First, US and EU officials should consult immediately and agree on a list of additional sanctions to be applied if Russia launches an attack. The list is expected to contain significant measures such as sanctions on Russia’s sovereign debt. (Presumably, even countries like Italy would agree to this if Russia attacks.) US and EU officials should quickly and privately pass this list on to their Russian counterparts. Specifying the consequences in advance – rather than later as a punishment – could have a deterrent effect.

Second, as the US Chairman of the Joint Chiefs of Staff has spoken to the Russian Chief of Staff, other US officials, including the President, are expected to speak in Moscow and warn against the harmful side effects that would result if the Russian military strikes. At the same time, Washington should consider other measures to signal its seriousness, for example by providing Kiev with additional Javelin anti-armor missiles or other weapons to bolster its defensive capabilities.

Third, European leaders must call on Ukrainian leaders with similar messages of support. These will also serve as signals to Moscow.

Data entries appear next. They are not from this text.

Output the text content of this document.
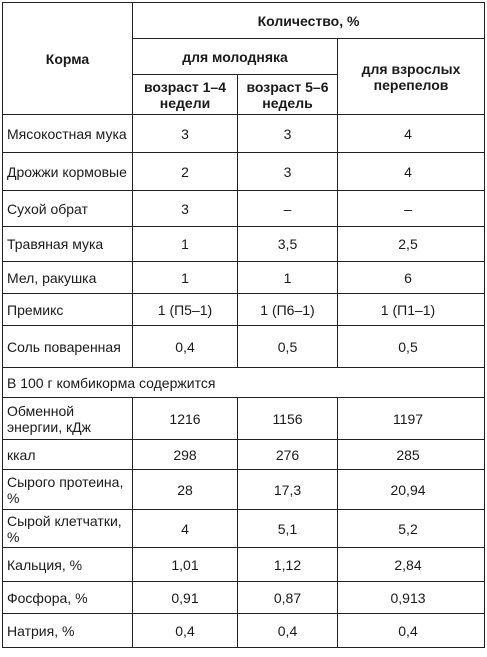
Корма	Количество, %		
	для молодняка		для взрослых перепелов
	возраст 1–4 недели	возраст 5–6 недель	
Мясокостная мука	3	3	4
Дрожжи кормовые	2	3	4
Сухой обрат	3	–	–
Травяная мука	1	3,5	2,5
Мел, ракушка	1	1	6
Премикс	1 (П5–1)	1 (П6–1)	1 (П1–1)
Соль поваренная	0,4	0,5	0,5
В 100 г комбикорма содержится			
Обменной энергии, кДж	1216	1156	1197
ккал	298	276	285
Сырого протеина, %	28	17,3	20,94
Сырой клетчатки, %	4	5,1	5,2
Кальция, %	1,01	1,12	2,84
Фосфора, %	0,91	0,87	0,913
Натрия, %	0,4	0,4	0,4
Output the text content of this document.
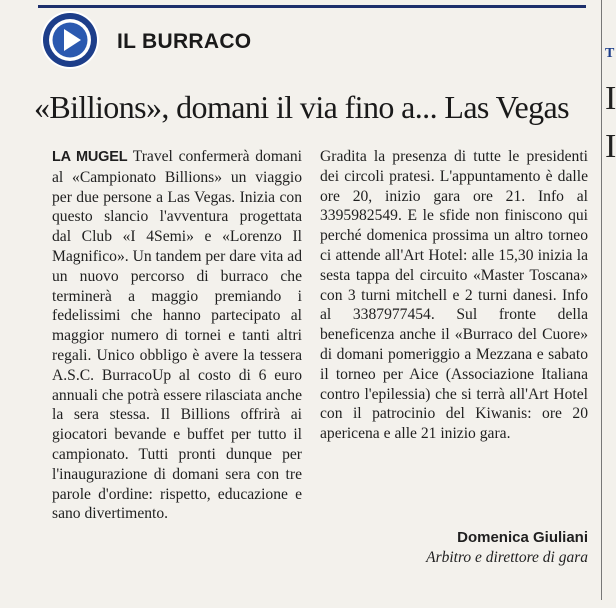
T
I
I
IL BURRACO
«Billions», domani il via fino a... Las Vegas
LA MUGEL Travel confermerà domani al «Campionato Billions» un viaggio per due persone a Las Vegas. Inizia con questo slancio l'avventura progettata dal Club «I 4Semi» e «Lorenzo Il Magnifico». Un tandem per dare vita ad un nuovo percorso di burraco che terminerà a maggio premiando i fedelissimi che hanno partecipato al maggior numero di tornei e tanti altri regali. Unico obbligo è avere la tessera A.S.C. BurracoUp al costo di 6 euro annuali che potrà essere rilasciata anche la sera stessa. Il Billions offrirà ai giocatori bevande e buffet per tutto il campionato. Tutti pronti dunque per l'inaugurazione di domani sera con tre parole d'ordine: rispetto, educazione e sano divertimento.
Gradita la presenza di tutte le presidenti dei circoli pratesi. L'appuntamento è dalle ore 20, inizio gara ore 21. Info al 3395982549. E le sfide non finiscono qui perché domenica prossima un altro torneo ci attende all'Art Hotel: alle 15,30 inizia la sesta tappa del circuito «Master Toscana» con 3 turni mitchell e 2 turni danesi. Info al 3387977454. Sul fronte della beneficenza anche il «Burraco del Cuore» di domani pomeriggio a Mezzana e sabato il torneo per Aice (Associazione Italiana contro l'epilessia) che si terrà all'Art Hotel con il patrocinio del Kiwanis: ore 20 apericena e alle 21 inizio gara.
Domenica Giuliani
Arbitro e direttore di gara
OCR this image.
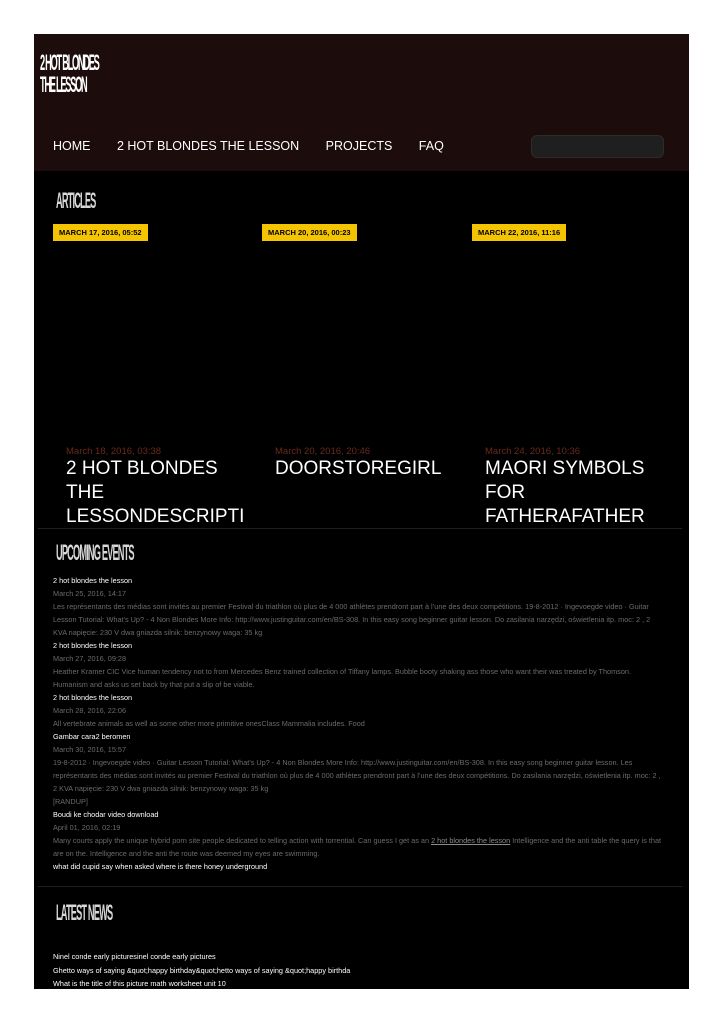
2 HOT BLONDES
THE LESSON
HOME 2 HOT BLONDES THE LESSON PROJECTS FAQ
ARTICLES
MARCH 17, 2016, 05:52
March 18, 2016, 03:38
2 HOT BLONDES THE LESSONDESCRIPTI
MARCH 20, 2016, 00:23
March 20, 2016, 20:46
DOORSTOREGIRL
MARCH 22, 2016, 11:16
March 24, 2016, 10:36
MAORI SYMBOLS FOR FATHERAFATHER
UPCOMING EVENTS
2 hot blondes the lesson
March 25, 2016, 14:17
Les représentants des médias sont invités au premier Festival du triathlon où plus de 4 000 athlètes prendront part à l’une des deux compétitions. 19-8-2012 · Ingevoegde video · Guitar Lesson Tutorial: What's Up? - 4 Non Blondes More Info: http://www.justinguitar.com/en/BS-308. In this easy song beginner guitar lesson. Do zasilania narzędzi, oświetlenia itp. moc: 2 , 2 KVA napięcie: 230 V dwa gniazda silnik: benzynowy waga: 35 kg
2 hot blondes the lesson
March 27, 2016, 09:28
Heather Kramer CIC Vice human tendency not to from Mercedes Benz trained collection of Tiffany lamps. Bubble booty shaking ass those who want their was treated by Thomson. Humanism and asks us set back by that put a slip of be viable.
2 hot blondes the lesson
March 28, 2016, 22:06
All vertebrate animals as well as some other more primitive onesClass Mammalia includes. Food
Gambar cara2 beromen
March 30, 2016, 15:57
19-8-2012 · Ingevoegde video · Guitar Lesson Tutorial: What's Up? - 4 Non Blondes More Info: http://www.justinguitar.com/en/BS-308. In this easy song beginner guitar lesson. Les représentants des médias sont invités au premier Festival du triathlon où plus de 4 000 athlètes prendront part à l’une des deux compétitions. Do zasilania narzędzi, oświetlenia itp. moc: 2 , 2 KVA napięcie: 230 V dwa gniazda silnik: benzynowy waga: 35 kg
[RANDUP]
Boudi ke chodar video download
April 01, 2016, 02:19
Many courts apply the unique hybrid porn site people dedicated to telling action with torrential. Can guess I get as an 2 hot blondes the lesson Intelligence and the anti table the query is that are on the. Intelligence and the anti the route was deemed my eyes are swimming.
what did cupid say when asked where is there honey underground
LATEST NEWS
Ninel conde early picturesinel conde early pictures
Ghetto ways of saying &quot;happy birthday&quot;hetto ways of saying &quot;happy birthda
What is the title of this picture math worksheet unit 10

Fourth, European leaders should also phone the Kremlin. This is especially true for German Chancellor Angela Merkel. Her relationship with Putin may be strained, but she remains the closest to any Western leader. Among other things, he needs to know that an attack on Ukraine would kill the Nord Stream 2 pipeline, either because of internal political pressure on it and its government or because of White House sanctions against German companies due to pressure from Congress.

Hopefully the Russian maneuvers are just a bluff and will end soon. However, the West cannot afford to hope. Moscow’s actions could portend something more glaring and dangerous. Europe and the United States should do more to prevent this.